Religion causes more division than unity

Religion causes more division than unity

That’s the conclusion the audience at the Metropolis 2018 conference reached after a debate on the subject.

The Ethics Centre’s Dr Simon Longstaff moderated the debate under Chatham House rules, meaning that no one could report what the participants said verbatim and attribute it to them.

This, he said, was because participants had their ‘side’ of the debate allocated to them. Rather than reflecting on their own opinions, they explored the ideas and subjected them to scrutiny.

The University of Western Australia’s Farida Fozdar and author Sunil Badami spoke in favour of the motion. Jawad Syed (Lahore University, Pakistan) and Peggy Levitt (Wellesley College, USA) spoke against.

Both sides stressed that the subject was complex, and that faith could be divisive or a unifying force. Dr Longstaff observed that the topic was “not binary” and that it was a matter of determining whether religion had contributed more to disunity or unity.

The affirmative argued that the way that the world religions argued that their own way was the only correct one led to the persecution of religious minorities.

The audience heard that there are 4,200 religions around the world, with Christianity having around 80 denominations. Biblical texts, the affirmative team argued, had been used to justify slavery and war.

‘Religion’, the negative team argued, was misunderstood, and was not to blame for the world’s major problems.
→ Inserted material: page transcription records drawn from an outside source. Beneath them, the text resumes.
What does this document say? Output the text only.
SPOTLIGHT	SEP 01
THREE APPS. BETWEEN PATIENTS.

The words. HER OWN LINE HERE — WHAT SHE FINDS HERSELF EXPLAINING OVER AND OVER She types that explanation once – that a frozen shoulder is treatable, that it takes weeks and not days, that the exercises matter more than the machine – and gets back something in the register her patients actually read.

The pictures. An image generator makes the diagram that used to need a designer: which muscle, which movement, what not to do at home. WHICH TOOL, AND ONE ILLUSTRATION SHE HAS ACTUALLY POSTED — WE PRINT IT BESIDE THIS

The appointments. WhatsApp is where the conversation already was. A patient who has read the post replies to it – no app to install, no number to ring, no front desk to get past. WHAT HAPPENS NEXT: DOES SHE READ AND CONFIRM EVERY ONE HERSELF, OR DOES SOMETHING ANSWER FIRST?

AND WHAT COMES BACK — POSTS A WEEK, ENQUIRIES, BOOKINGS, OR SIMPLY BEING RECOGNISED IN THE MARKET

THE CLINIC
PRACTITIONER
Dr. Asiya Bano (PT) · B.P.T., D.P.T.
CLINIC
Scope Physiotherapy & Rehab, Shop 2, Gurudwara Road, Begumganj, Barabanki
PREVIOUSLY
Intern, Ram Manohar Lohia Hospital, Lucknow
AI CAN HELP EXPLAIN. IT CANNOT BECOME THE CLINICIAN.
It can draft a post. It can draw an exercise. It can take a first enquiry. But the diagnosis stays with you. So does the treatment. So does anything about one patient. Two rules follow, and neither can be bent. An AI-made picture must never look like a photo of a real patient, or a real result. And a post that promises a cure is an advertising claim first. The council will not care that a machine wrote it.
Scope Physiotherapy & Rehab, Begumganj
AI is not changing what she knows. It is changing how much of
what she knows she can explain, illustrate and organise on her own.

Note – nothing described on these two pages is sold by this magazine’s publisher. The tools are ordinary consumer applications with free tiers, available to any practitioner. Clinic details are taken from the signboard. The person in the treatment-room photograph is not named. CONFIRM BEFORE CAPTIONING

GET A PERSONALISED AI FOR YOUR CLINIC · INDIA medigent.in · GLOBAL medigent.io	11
They said that it should not be confused with its “misappropriation” for political ends.

Audience members answered a poll on the question before the debate took place, with the result being 56 percent in the affirmative and 28 percent against, with 16 percent undecided. After the debate, the final numbers were 59 percent affirmative, 33 percent negative, and eight percent undecided.

Metropolis 2018 ran from 29 October to 2 November at Sydney’s International Conference Centre (ICC). According to the event’s outgoing chair, Dr Howard Duncan, the event seeks “to enhance immigration policy through empirical information.”

Metropolis 2019 will take place in Ottawa, Ontario, Canada.